A cirurgia de catarata é diferente no Glaucoma pseudo-exfoliativo?

António B. Melo, MD

Assistente Hospitalar do Serviço de Oftalmologia, Hospital de São João, Porto.

A síndrome pseudo-exfoliativa (SPEX) foi descrita pela primeira vez em 1917, na Finlândia, e é a causa identificável mais frequente de glaucoma de ângulo aberto (Fig. 1).
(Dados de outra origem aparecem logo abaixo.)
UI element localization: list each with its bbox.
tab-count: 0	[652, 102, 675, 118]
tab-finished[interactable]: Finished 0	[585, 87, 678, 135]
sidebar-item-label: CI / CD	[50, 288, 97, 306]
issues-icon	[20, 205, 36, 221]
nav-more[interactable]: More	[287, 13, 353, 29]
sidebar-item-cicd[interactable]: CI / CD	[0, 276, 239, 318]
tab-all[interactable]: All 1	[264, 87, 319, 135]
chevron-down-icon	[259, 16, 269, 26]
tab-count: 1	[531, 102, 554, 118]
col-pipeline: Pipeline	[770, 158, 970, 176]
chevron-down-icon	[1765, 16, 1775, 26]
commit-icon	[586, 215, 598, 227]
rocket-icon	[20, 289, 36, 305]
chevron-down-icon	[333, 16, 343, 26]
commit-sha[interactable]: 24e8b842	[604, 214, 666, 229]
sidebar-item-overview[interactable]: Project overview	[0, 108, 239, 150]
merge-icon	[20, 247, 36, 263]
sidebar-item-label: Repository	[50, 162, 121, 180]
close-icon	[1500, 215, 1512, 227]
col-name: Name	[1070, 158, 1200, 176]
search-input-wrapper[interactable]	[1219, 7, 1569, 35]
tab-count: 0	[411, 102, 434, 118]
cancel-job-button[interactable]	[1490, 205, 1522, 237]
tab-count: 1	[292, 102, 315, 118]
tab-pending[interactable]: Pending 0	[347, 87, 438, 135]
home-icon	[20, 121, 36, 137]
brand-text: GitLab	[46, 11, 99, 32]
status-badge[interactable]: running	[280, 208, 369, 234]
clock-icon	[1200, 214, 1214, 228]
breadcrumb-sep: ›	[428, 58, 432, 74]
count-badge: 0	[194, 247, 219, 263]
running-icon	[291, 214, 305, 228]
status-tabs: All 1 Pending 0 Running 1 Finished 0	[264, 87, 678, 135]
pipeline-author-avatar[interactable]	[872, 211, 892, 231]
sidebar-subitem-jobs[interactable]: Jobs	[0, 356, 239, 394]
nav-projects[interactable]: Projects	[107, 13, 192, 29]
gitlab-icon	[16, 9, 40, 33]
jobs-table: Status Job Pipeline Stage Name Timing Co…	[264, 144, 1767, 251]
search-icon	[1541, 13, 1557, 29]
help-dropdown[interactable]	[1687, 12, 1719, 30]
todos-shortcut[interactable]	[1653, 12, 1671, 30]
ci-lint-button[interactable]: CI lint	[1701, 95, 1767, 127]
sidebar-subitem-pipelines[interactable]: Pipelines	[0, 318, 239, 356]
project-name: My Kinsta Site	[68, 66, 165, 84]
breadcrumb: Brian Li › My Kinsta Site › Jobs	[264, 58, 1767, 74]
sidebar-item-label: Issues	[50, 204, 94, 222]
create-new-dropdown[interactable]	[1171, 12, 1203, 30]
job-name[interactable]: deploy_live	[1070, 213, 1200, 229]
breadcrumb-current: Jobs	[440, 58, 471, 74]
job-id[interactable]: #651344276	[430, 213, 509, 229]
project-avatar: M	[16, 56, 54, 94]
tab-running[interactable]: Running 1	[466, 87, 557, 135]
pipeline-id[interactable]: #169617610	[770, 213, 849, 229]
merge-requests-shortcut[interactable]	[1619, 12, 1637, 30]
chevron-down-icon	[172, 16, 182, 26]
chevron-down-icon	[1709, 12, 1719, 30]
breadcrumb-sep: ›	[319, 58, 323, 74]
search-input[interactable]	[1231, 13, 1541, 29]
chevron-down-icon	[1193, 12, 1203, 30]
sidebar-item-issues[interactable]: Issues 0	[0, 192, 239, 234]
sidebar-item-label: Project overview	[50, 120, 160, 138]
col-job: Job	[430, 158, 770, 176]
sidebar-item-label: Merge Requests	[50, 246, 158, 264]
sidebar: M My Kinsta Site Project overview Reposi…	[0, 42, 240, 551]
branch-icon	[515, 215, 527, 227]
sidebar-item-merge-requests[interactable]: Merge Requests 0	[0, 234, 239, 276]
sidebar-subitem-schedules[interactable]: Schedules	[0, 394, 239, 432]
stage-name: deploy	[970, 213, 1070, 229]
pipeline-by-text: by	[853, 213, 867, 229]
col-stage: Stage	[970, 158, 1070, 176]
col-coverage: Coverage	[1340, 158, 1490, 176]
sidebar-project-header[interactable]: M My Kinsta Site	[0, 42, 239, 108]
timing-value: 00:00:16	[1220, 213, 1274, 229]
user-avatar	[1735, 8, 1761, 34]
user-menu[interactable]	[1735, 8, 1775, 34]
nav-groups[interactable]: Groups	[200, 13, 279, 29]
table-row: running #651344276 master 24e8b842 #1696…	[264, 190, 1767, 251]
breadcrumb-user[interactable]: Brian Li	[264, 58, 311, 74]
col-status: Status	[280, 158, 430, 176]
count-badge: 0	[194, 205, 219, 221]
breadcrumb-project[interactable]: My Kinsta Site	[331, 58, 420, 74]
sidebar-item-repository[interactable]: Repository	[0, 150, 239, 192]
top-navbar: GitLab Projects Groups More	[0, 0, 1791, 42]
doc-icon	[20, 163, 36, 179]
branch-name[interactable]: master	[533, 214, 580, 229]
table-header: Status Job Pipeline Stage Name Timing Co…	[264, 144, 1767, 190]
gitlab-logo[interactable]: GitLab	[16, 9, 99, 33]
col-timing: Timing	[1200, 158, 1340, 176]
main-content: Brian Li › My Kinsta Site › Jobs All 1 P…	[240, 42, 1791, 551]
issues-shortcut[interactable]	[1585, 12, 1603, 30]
Fig. 1 Síndrome pseudo-exfoliativa.

Em alguns países, o glaucoma pseudo-exfoliativo (GPEX) chega mesmo a ser mais frequente que o glaucoma primário de ângulo aberto. Tanto o GPEX como a catarata afectam preferencialmente o mesmo grupo etário (idade > 65 anos), pelo que ocorrem em simultâneo num grande número de pacientes. Para além da associação etiológica com a hipertensão ocular (HTO) e o glaucoma, a SPEX está também associada a um aumento da incidência de catarata, à má dilatação pupilar, à fragilidade zonular e a um risco aumentado de complicações intra-operatórias (ruptura da cápsula posterior, perda de vítreo, desinserção do saco capsular, queda de núcleo) e pós-operatórias (inflamação, descompensação endotelial, fimose capsular, subluxação/luxação do complexo LIO-saco), pelo que a cirurgia de catarata nestes doentes exige cuidados específicos que a tornam, em alguns aspectos, diferente da cirurgia de catarata nos doentes sem SPEX ou GPEX1,2.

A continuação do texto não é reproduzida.